Ninguém conhece os céus do Colorado como eu.
Na primeira vez em que lá estive foi para visitar a cidade montanhosa de Aspen, um dos principais destinos de esqui dos Estados Unidos. Mas era pleno verão, e os turistas se dedicavam a trilhas na floresta e trekking na montanha.
Menos eu. Estava lá para conhecer o festival gastronômico Aspen Food&Wine Classic, com grandes nomes da área em aulas com centenas de ouvintes (naquele ano, Julia Child, Jacques Pepin, Marcella Hazan, Praticia Wells e muitos outros).
As autoridades de Aspen não são bobas. Durante o inverno, o local é tomado por amantes do esqui (inclusive brasileiros, muitos com casas lá ou na vizinha Snowmass), além de celebridades dos EUA.
Mas a cidade não enche os cofres apenas no inverno. No verão, inventa promoções –como semanas de artes, música, gastronomia– para aquecer o turismo. Como no verão o local é igualmente belo (o branco da neve dá lugar ao verde da floresta), e os preços desabam para menos da metade, o sucesso da empreitada é garantido.
Além disso, ao contrários de outras estações de esqui do Colorado, Aspen não é meramente um condomínio ou complexo hoteleiro, como por exemplo Beaver Creek, ali perto. É uma cidade de verdade, dos tempos do faroeste, com minas de prata, ruas antigas e velhas construções hoje ocupadas por bares e restaurantes (uma atmosfera que o charmoso hotel Little Nell recuperava, quando estive lá há 20 anos).
Mas também fui algumas vezes ao Colorado no inverno, para esquiar. Ou melhor: tentar esquiar. E, de todas as vezes, a que melhor lembranças guardei foi da última, quando alugamos um grande apartamento em um condomínio para turistas em Beaver Creek.
Subi a montanha para esquiar somente no primeiro dia. Único em que empenhei minhas calorias em horas paramentando filhos com casacos, engenhocas de aquecer mãos, botas pesadíssimas, esquis gigantes e desajeitados –tudo isso antevendo, desanimado, que depois repetiria todo o processo com alguém mais desajeitado ainda: eu mesmo.
Depois, toca a fazer fila, subir montanha, caminhar tropegamente até a pista, para desabar por alguns poucos minutos antes de praticamente começar tudo de novo.
E tudo isso para quê? Admito que nos poucos momentos em que, principiante e incompetente, consegui deslizar livremente montanha abaixo (trechos, claro) e me sentir solto do chão, sem atritos com a terra –aqueles momentos de condor em voo livre produziram uma lisérgica adrenalina.
Mas foram poucos momentos.
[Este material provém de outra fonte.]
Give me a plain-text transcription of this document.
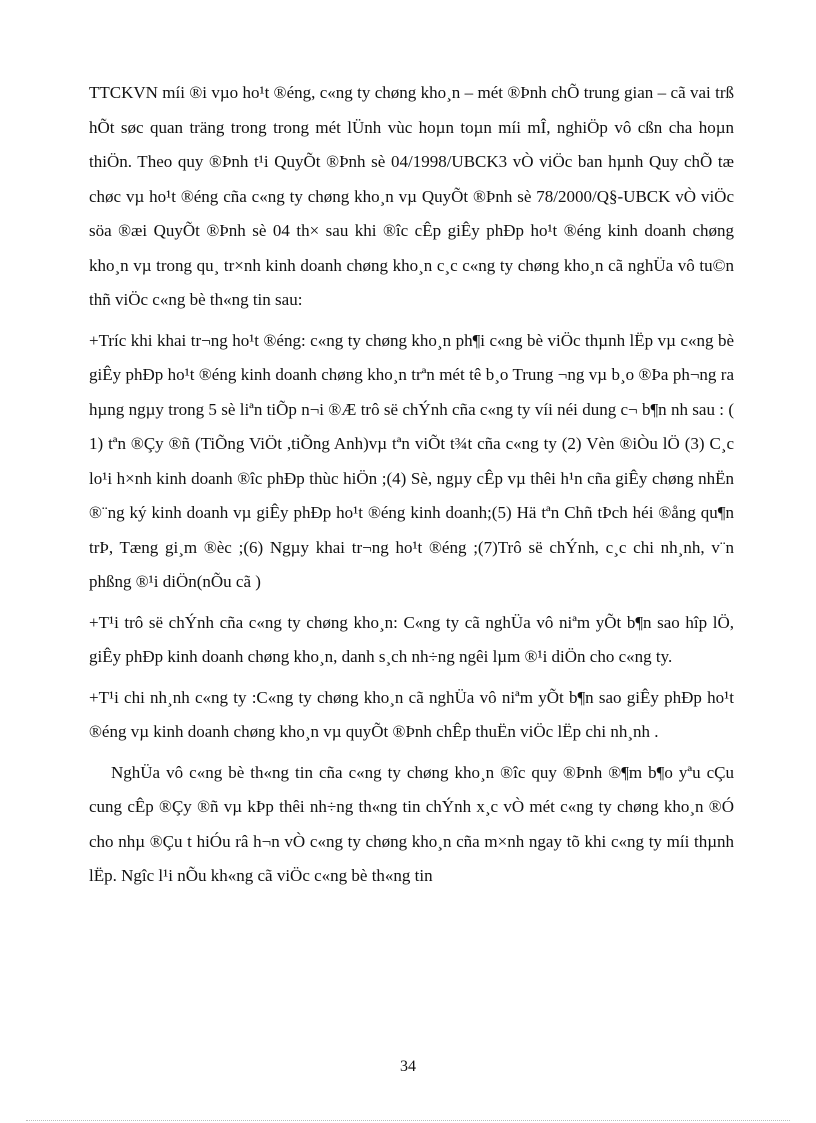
TTCKVN míi ®i vµo ho¹t ®éng, c«ng ty chøng kho¸n – mét ®Þnh chÕ trung gian – cã vai trß hÕt søc quan träng trong trong mét lÜnh vùc hoµn toµn míi mÎ, nghiÖp vô cßn cha hoµn thiÖn. Theo quy ®Þnh t¹i QuyÕt ®Þnh sè 04/1998/UBCK3 vÒ viÖc ban hµnh Quy chÕ tæ chøc vµ ho¹t ®éng cña c«ng ty chøng kho¸n vµ QuyÕt ®Þnh sè 78/2000/Q§-UBCK vÒ viÖc söa ®æi QuyÕt ®Þnh sè 04 th× sau khi ®îc cÊp giÊy phÐp ho¹t ®éng kinh doanh chøng kho¸n vµ trong qu¸ tr×nh kinh doanh chøng kho¸n c¸c c«ng ty chøng kho¸n cã nghÜa vô tu©n thñ viÖc c«ng bè th«ng tin sau:

+Tríc khi khai tr¬ng ho¹t ®éng: c«ng ty chøng kho¸n ph¶i c«ng bè viÖc thµnh lËp vµ c«ng bè giÊy phÐp ho¹t ®éng kinh doanh chøng kho¸n trªn mét tê b¸o Trung ¬ng vµ b¸o ®Þa ph¬ng ra hµng ngµy trong 5 sè liªn tiÕp n¬i ®Æ trô së chÝnh cña c«ng ty víi néi dung c¬ b¶n nh sau : ( 1) tªn ®Çy ®ñ (TiÕng ViÖt ,tiÕng Anh)vµ tªn viÕt t¾t cña c«ng ty (2) Vèn ®iÒu lÖ (3) C¸c lo¹i h×nh kinh doanh ®îc phÐp thùc hiÖn ;(4) Sè, ngµy cÊp vµ thêi h¹n cña giÊy chøng nhËn ®¨ng ký kinh doanh vµ giÊy phÐp ho¹t ®éng kinh doanh;(5) Hä tªn Chñ tÞch héi ®ång qu¶n trÞ, Tæng gi¸m ®èc ;(6) Ngµy khai tr¬ng ho¹t ®éng ;(7)Trô së chÝnh, c¸c chi nh¸nh, v¨n phßng ®¹i diÖn(nÕu cã )

+T¹i trô së chÝnh cña c«ng ty chøng kho¸n: C«ng ty cã nghÜa vô niªm yÕt b¶n sao hîp lÖ, giÊy phÐp kinh doanh chøng kho¸n, danh s¸ch nh÷ng ngêi lµm ®¹i diÖn cho c«ng ty.

+T¹i chi nh¸nh c«ng ty :C«ng ty chøng kho¸n cã nghÜa vô niªm yÕt b¶n sao giÊy phÐp ho¹t ®éng vµ kinh doanh chøng kho¸n vµ quyÕt ®Þnh chÊp thuËn viÖc lËp chi nh¸nh .

NghÜa vô c«ng bè th«ng tin cña c«ng ty chøng kho¸n ®îc quy ®Þnh ®¶m b¶o yªu cÇu cung cÊp ®Çy ®ñ vµ kÞp thêi nh÷ng th«ng tin chÝnh x¸c vÒ mét c«ng ty chøng kho¸n ®Ó cho nhµ ®Çu t hiÓu râ h¬n vÒ c«ng ty chøng kho¸n cña m×nh ngay tõ khi c«ng ty míi thµnh lËp. Ngîc l¹i nÕu kh«ng cã viÖc c«ng bè th«ng tin

34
Depois do primeiro dia nessa viagem, passei a me despedir toda manhã da família, que saía feliz com suas traquitanas montanha acima.
Eu ia para o Whole Foods e lojinhas de especiarias comprar mantimentos. À tarde, os familiares encontravam a cada dia um menu diferente para restaurar as forças. E eu fumava feliz meu charuto depois da lauta refeição (somente uma vez o detector de fumaça acionou um constrangedor alarme de incêndio).
Cozinhar e comer no frio, experimentando produtos que não conhecia, alimentando a família diariamente, foi mais gratificante do que todo dia subir a montanha. Afinal, lá em cima, incompetente e trôpego, passava mais tempo estatelado no chão mirando as nuvens ("como levantar discretamente sem tanta humilhação?"), do que, ereto, olhando com dignidade o horizonte.
Só me sobrava a convicção de que, ao contrário daquela horda de esquiadores, do meu ângulo estratégico com as costas grudadas na neve, ao menos ninguém conheceu os céus do Colorado como eu.